Zdarsky understands that the humor in a comic shouldn’t be dominated by verbal punchlines and puns, that the laughs come as part of a team effort. So he’s careful to not overload the comic with dialogue or pack commentary into sight gags. Henderson’s art always has plenty of room to breathe, and Zdarsky focuses on making his laughs land rather than overstuffing the issue.

His outline for Jughead’s first adventure is perfectly situated between the high school trivialities in Archie and absurdities found in Zdarsky’s less-than-all-ages-appropriate comic. The arrival of a new principal challenges Jughead’s most passionate romance with food when school lunches are replaced with an undefinable sludge. It is seemingly the one thing that could cause the laidback Jughead to respond with any amount of energy. His call to action here is made all the funnier through Zdarsky and Henderson’s distillation of the character as the epitome of laziness at the start of the comic. They manage to capture both his status quo and the breaking of that standard in only 22 very funny pages.

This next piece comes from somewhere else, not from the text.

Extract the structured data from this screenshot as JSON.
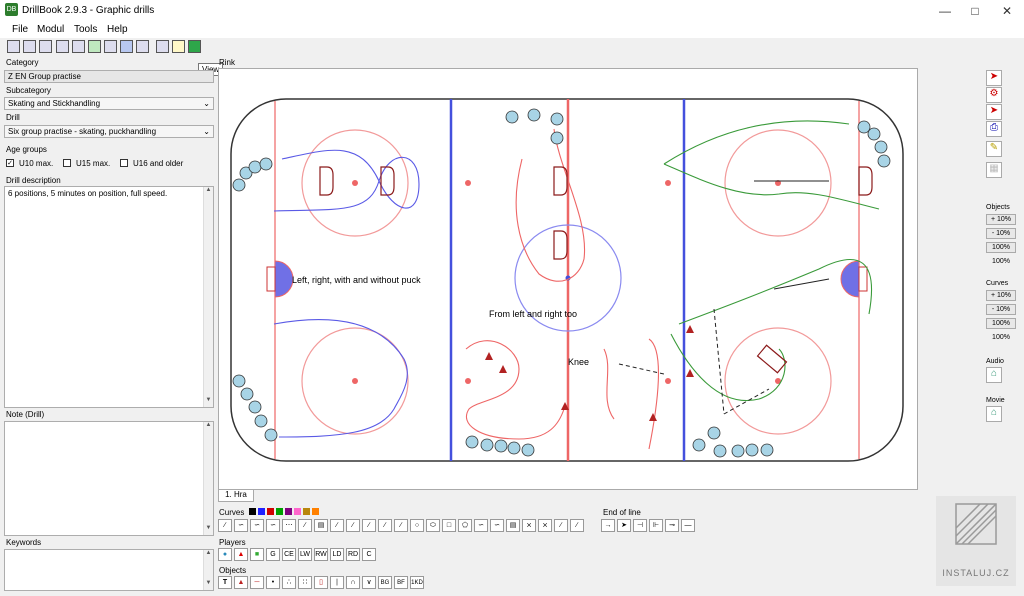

Jughead #1 isn’t just another great Archie book; it’s a great humor comic with no additional modifiers needed. Zdarsky and Henderson understand what makes this character function as the star of a series. Jughead isn’t just another part of the Riverdale gang, he’s larger than life launching into high school like Dangerfield busting into Bushwood Country Club. His exploits and daydreams alike feel like the stuff of legend, even if they’re really just one helluva gas.

Also, did I mention there are going to be time police? Because there are, so it’s only going to get better from here.